Green for good.
These two historic homes were renovated to create affordable, energy efficient homes for families in need using Deceuninck’s energy-efficient window systems.
- Who: Tri-State Wholesale Building Supplies and Deceuninck North America
- What: Two historic home renovations
- Why: To revitalize historic homes and create safe, sustainable housing for families in need
- When: June 2011
Cincinnati’s Over-the-Rhine neighborhood is believed to be the largest, most intact urban historic district in the United States. However, many of the once beautiful historic homes that line the streets of this neighborhood have fallen into disrepair. Families in this working class neighborhood often find that repairs and energy-efficient updates are too costly.
Noticing the need to help revitalize these once beautiful homes and create safe, sustainable housing for families in need, The Cincinnati Habitat for Humanity decided to work to transform two vacant and historic houses into affordable, energy-efficient homes for low-income families. To complete this project, Habitat for Humanity sought out funding, donations and hard-working volunteers.
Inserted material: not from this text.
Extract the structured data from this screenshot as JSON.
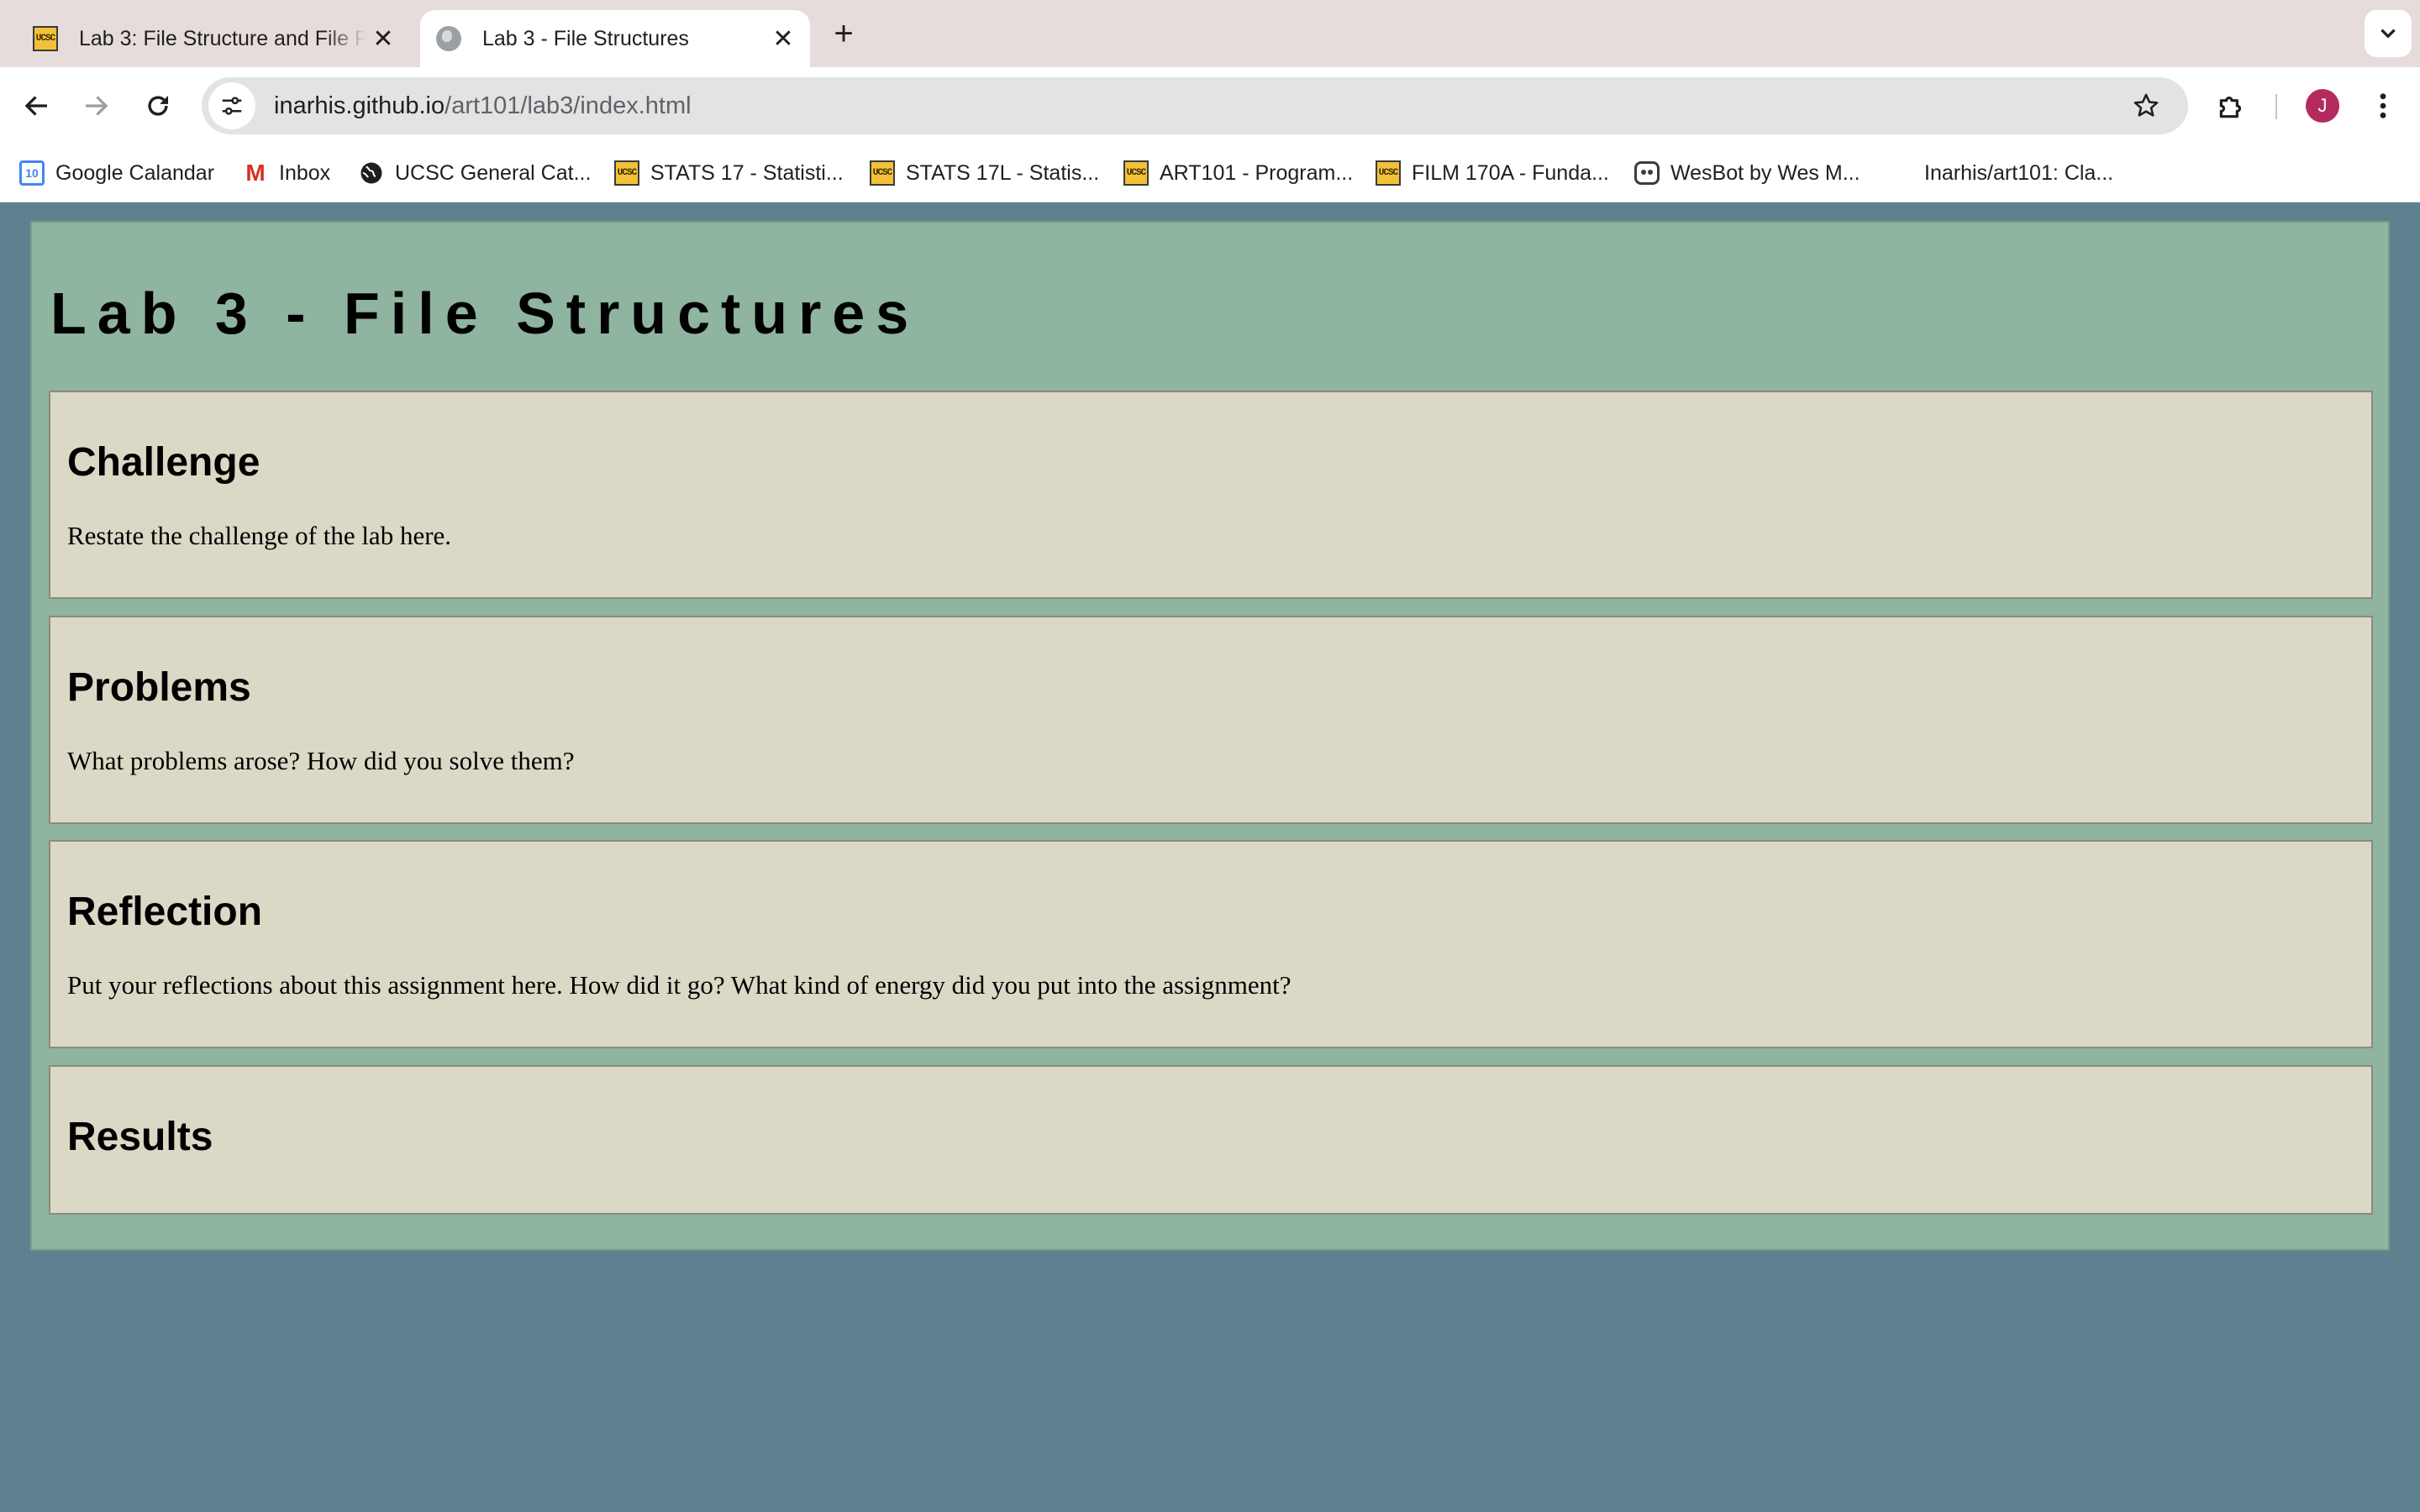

In June 2011, Tri-State Wholesale Building Supplies, Inc. partnered with Deceuninck North America to take part in the project, which was officially named, “The G2OTR (Greening and Growing Over-the-Rhine) Project: LEEDing the Way in Historic Renovation and New Construction.” The companies demonstrated their commitment to sustainability and their role as responsible manufacturers by supplying energy-efficient vinyl window systems that had been specified for the project so that it could achieve LEED certification.
Beyond producing the energy-efficient window systems, representatives from both companies conducted a window walk on June 23, 2011 from Tri-State’s manufacturing facility (located in Cincinnati) to the site of the homes. They hand-delivered the windows, thereby replacing traditional shipping and reducing the project’s overall carbon footprint.
By incorporating innovative green building features and techniques, each home received LEED certification. The sustainable renovations received recognition from the United States Green Building Council (USGBC), which named the effort its Legacy Project for the 2011 “Greening the Heartland” Conference, held on June 22 through 24 in Cincinnati. The conference attracted more than 1,000 building owners, designers, builders, manufacturers, and public employees from across the Midwest.